In the last couple of years I’ve had a somewhat radical change in my thinking about self defense. Rather, a change in thinking about teaching self defense. I’ve always focused on helping that half-percent* of gun owners who are interested in taking shooting classes to improve their gunhandling skills. In that respect I’ve been like everyone else in this business. We all want the “serious” students, those people who will sign up for a 3-day weekend class and travel across the country to do it. Don’t get me wrong, I appreciate them! I enjoy getting together and teaching people new skills and watching them grow. It’s a rush.
At the same time, though, teaching advanced shooting classes doesn’t help society at large. The training business focuses so much on the returning student, the advanced student, the ones for whom training is a hobby, that we completely lose sight of those who stop at getting their concealed carry license. We’re enablers of the training hobbyists: those who take course after course as recreation, justified by the erroneous thought that each one makes them safer.
We don’t even consider those who don’t want to (or can’t) carry a firearm. (Heck, we don’t even think of those people who can’t or won’t carry a defensive folding knife.) In short, what are we doing to help the other 99% + of the people to stay safe?
They’re not served by instruction on how to appendix-carry a Glock with a WML next to a fixed blade knife. They want to know what they can do with what they have to keep themselves out of harm. And they want to be able to do it right now.

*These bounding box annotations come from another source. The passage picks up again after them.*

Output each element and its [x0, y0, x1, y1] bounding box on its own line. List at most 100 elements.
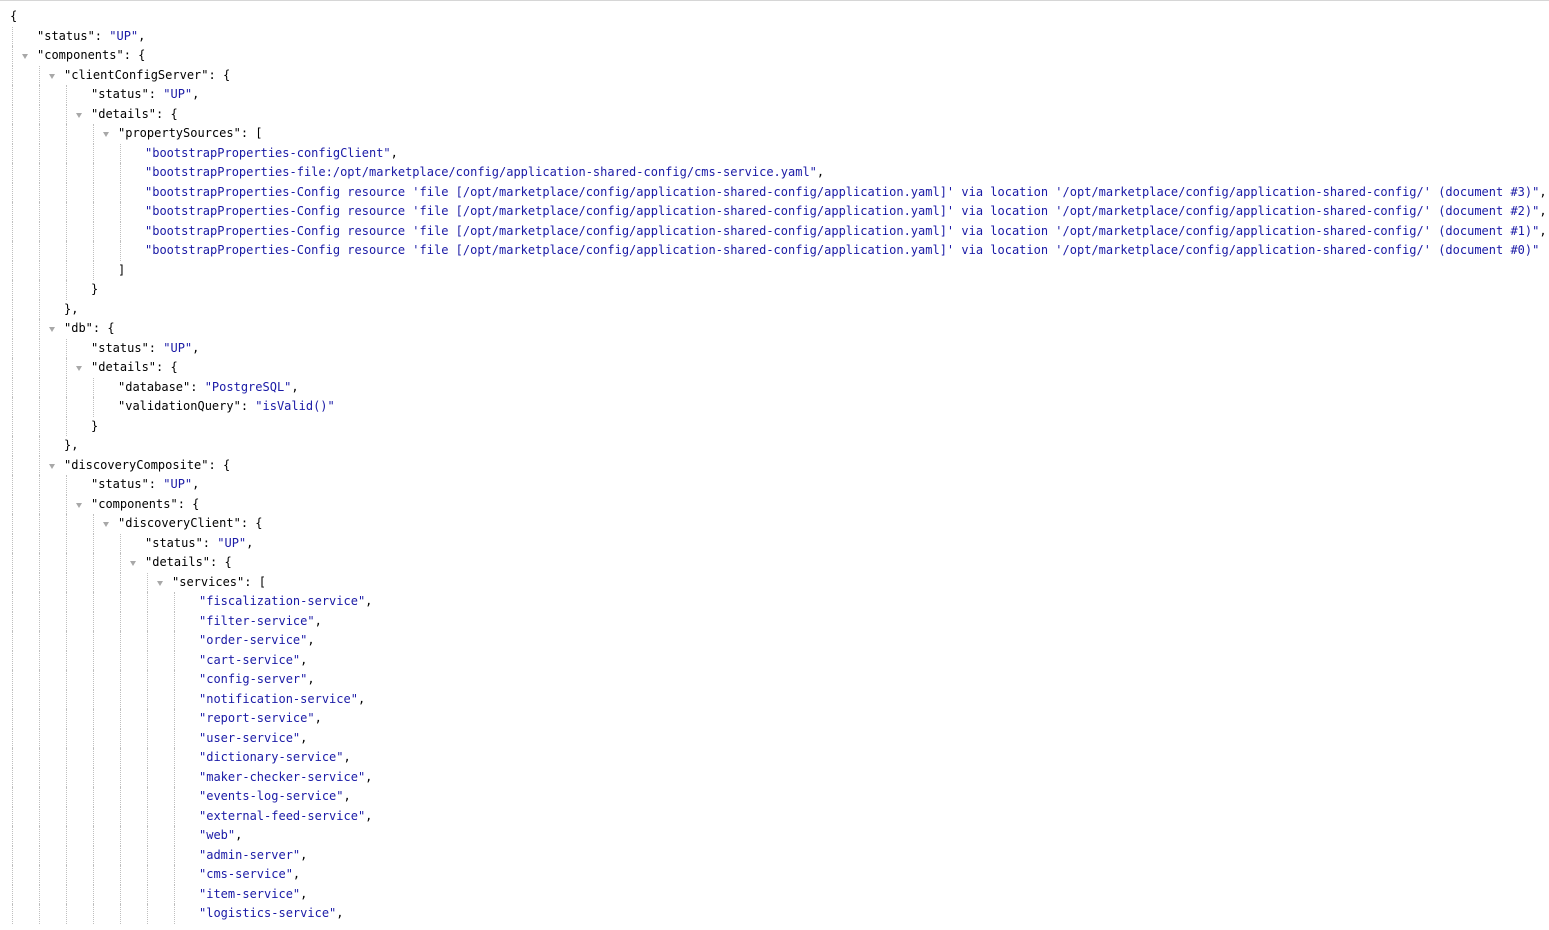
indent-guide	[66, 338, 67, 358]
indent-guide	[12, 611, 13, 631]
indent-guide	[66, 884, 67, 904]
collapse-toggle-icon[interactable]	[76, 112, 82, 118]
collapse-toggle-icon[interactable]	[76, 502, 82, 508]
json-string-value: "UP"	[217, 535, 247, 550]
json-key: "details"	[145, 555, 211, 569]
indent-guide	[93, 572, 94, 592]
json-punctuation: ,	[357, 691, 366, 706]
json-string-value: "user-service"	[199, 730, 301, 745]
json-punctuation: ,	[300, 652, 308, 667]
collapse-toggle-icon[interactable]	[103, 522, 109, 527]
json-punctuation: : {	[156, 360, 178, 374]
indent-guide	[147, 709, 148, 729]
indent-guide	[39, 904, 40, 924]
indent-guide	[12, 572, 13, 592]
indent-guide	[39, 748, 40, 768]
indent-guide	[12, 319, 13, 339]
json-string-value: "notification-service"	[199, 691, 358, 706]
indent-guide	[39, 533, 40, 553]
json-line: "db": {	[0, 319, 1549, 339]
indent-guide	[147, 826, 148, 846]
json-key: "database"	[118, 379, 191, 394]
indent-guide	[174, 826, 175, 846]
json-key: "status"	[37, 28, 95, 43]
json-punctuation: : [	[244, 574, 266, 589]
indent-guide	[12, 826, 13, 846]
indent-guide	[66, 124, 67, 144]
json-string-value: "UP"	[109, 28, 139, 43]
indent-guide	[12, 241, 13, 261]
json-punctuation: : {	[177, 496, 200, 511]
indent-guide	[66, 475, 67, 495]
collapse-toggle-icon[interactable]	[22, 54, 28, 59]
indent-guide	[120, 865, 121, 885]
json-string-value: "admin-server"	[199, 847, 301, 862]
collapse-toggle-icon[interactable]	[157, 580, 163, 586]
json-punctuation: : {	[210, 555, 232, 569]
indent-guide	[12, 124, 13, 144]
indent-guide	[147, 767, 148, 787]
collapse-toggle-icon[interactable]	[49, 463, 55, 469]
collapse-toggle-icon[interactable]	[103, 132, 109, 137]
json-line: "details": {	[0, 358, 1549, 378]
json-string-value: "bootstrapProperties-configClient"	[145, 145, 391, 160]
collapse-toggle-icon[interactable]	[49, 327, 55, 332]
json-punctuation: },	[64, 438, 79, 452]
json-punctuation: ,	[343, 789, 351, 803]
indent-guide	[39, 728, 40, 748]
indent-guide	[12, 787, 13, 807]
indent-guide	[147, 904, 148, 924]
json-key: "services"	[172, 574, 245, 589]
indent-guide	[93, 221, 94, 241]
json-line-content: "db": {	[64, 319, 115, 339]
indent-guide	[120, 592, 121, 612]
collapse-toggle-icon[interactable]	[49, 73, 55, 79]
indent-guide	[66, 806, 67, 826]
json-punctuation: ,	[343, 750, 351, 764]
indent-guide	[93, 845, 94, 865]
indent-guide	[39, 787, 40, 807]
json-line-content: },	[64, 436, 78, 456]
indent-guide	[12, 689, 13, 709]
indent-guide	[12, 514, 13, 534]
json-line-content: "config-server",	[199, 670, 315, 690]
collapse-toggle-icon[interactable]	[130, 561, 136, 566]
indent-guide	[39, 689, 40, 709]
indent-guide	[174, 709, 175, 729]
json-line-content: ]	[118, 261, 125, 281]
json-line: }	[0, 416, 1549, 436]
indent-guide	[12, 260, 13, 280]
json-punctuation: ,	[292, 867, 301, 881]
json-punctuation: ,	[300, 886, 308, 901]
collapse-toggle-icon[interactable]	[76, 366, 82, 371]
json-line-content: "logistics-service",	[199, 904, 344, 924]
indent-guide	[120, 241, 121, 261]
indent-guide	[120, 689, 121, 709]
indent-guide	[39, 631, 40, 651]
indent-guide	[39, 553, 40, 573]
indent-guide	[39, 202, 40, 222]
indent-guide	[120, 709, 121, 729]
json-line: "web",	[0, 826, 1549, 846]
indent-guide	[66, 748, 67, 768]
json-punctuation: ,	[307, 672, 315, 686]
json-string-value: "UP"	[163, 340, 193, 355]
json-line-content: "notification-service",	[199, 690, 365, 710]
indent-guide	[93, 124, 94, 144]
indent-guide	[66, 826, 67, 846]
json-punctuation: : {	[208, 67, 231, 82]
indent-guide	[93, 709, 94, 729]
indent-guide	[66, 143, 67, 163]
json-string-value: "config-server"	[199, 672, 308, 686]
json-key: "discoveryComposite"	[64, 457, 209, 472]
json-punctuation: ,	[314, 711, 322, 725]
json-line: "cms-service",	[0, 865, 1549, 885]
indent-guide	[39, 182, 40, 202]
indent-guide	[120, 670, 121, 690]
indent-guide	[39, 338, 40, 358]
indent-guide	[12, 884, 13, 904]
indent-guide	[120, 611, 121, 631]
indent-guide	[12, 221, 13, 241]
top-border	[0, 0, 1549, 1]
json-punctuation: ,	[816, 165, 825, 179]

My mission has turned to figuring out how to bring great yet relevant information to those “average” people.
Making everyone safer
It starts by acknowledging that not everyone gets to live like I do. They may not be able to train and practice in the “approved” ways at the “approved” frequency. They can’t carry a gun and a backup gun and a fixed-blade knife and a backup folding knife and three spare magazines on their belt. It also means that they can’t afford the time or the money to take a new training course every month.
In order to understand their limitations have to put myself in their position, to spend time like they spend time. How do I defend myself if I don’t have my favorite gun? Can I really stay safe in a non-permissive environment? What can I do to best utilize that small pocket gun against an attacker who seemingly came out of nowhere?

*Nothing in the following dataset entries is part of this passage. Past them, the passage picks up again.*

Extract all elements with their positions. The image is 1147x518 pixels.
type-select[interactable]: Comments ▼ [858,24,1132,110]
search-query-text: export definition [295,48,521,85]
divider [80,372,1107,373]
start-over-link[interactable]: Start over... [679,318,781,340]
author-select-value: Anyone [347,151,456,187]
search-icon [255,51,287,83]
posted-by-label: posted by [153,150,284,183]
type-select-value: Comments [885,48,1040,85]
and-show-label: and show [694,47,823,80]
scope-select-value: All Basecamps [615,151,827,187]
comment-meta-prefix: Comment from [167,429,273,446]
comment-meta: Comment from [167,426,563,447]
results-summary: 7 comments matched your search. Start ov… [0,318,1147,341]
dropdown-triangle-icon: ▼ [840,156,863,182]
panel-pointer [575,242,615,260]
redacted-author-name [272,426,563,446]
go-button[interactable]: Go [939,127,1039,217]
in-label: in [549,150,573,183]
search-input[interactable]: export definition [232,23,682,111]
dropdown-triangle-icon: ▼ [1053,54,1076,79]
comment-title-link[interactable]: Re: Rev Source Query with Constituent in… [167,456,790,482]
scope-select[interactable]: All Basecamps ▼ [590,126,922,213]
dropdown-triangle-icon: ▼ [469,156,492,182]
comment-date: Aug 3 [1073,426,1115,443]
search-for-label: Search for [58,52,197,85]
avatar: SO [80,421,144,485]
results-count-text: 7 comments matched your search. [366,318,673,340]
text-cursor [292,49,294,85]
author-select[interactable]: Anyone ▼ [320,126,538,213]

The tactical crowd will know doubt furrow their brows, make a tsk-tsk noise, and opine that those people just aren’t “serious” about their personal safety. Actually, they’re very serious about their SAFETY; it’s just that they see safety differently. They don’t understand why they need to take a half-dozen shooting classes to get to an arbitrary level of proficiency when the correlation to their security is hazy at best.
It’s for these people that I’m doing what I’m doing today. I want to help the single mother, the retired couple, and the college student live safer lives. I want to help them understand the entire scope of personal security and self reliance. And I want to help them develop a sane, rational approach to preparing to keep themselves and their loved ones safer. All of that goes well beyond teaching shooting classes.
Teaching more relevant skills instead of more shooting classes
Does it mean I’m giving up teaching people how to use their guns more efficiently? No, but it does mean I’m focusing more attention to the kinds of skills average people need instead of what the hobbyists want. It’s a lot more complicated than it sounds, too; it’s actually an order of magnitude harder to teach an average person what they need to know than it is to teach advanced shooting classes. The hardest thing I’ve done in teaching is to construct a course outline to teach the absolute most-relevant defensive shooting skills to newcomers in a compressed time frame. It’s much more difficult than you think.
It entailed changing my mindset from a focus on what was ideal to what was necessary. I’ve watched others try to do this with almost uniformly poor results, because they always assume their job is to turn beginners into hobbyists. That’s how this business works: the beginning shooting classes are to set a hook so the students will come back and sign up for advanced courses. So pervasive is this model that many instructors don’t even recognize they’re doing it. Instead, I’m looking at things from a new perspective: how do we teach relevant skills to people whose training likely ends with that class?
Some will say I’ve gone off the reservation. I prefer to think of it as exploring a brave new world.
– Grant Cunningham
(* — It may actually be smaller than a half-percent. The people who are going out and taking training courses comprise a small group that looks bigger than it is because they train a LOT and spend time on social media talking about it.)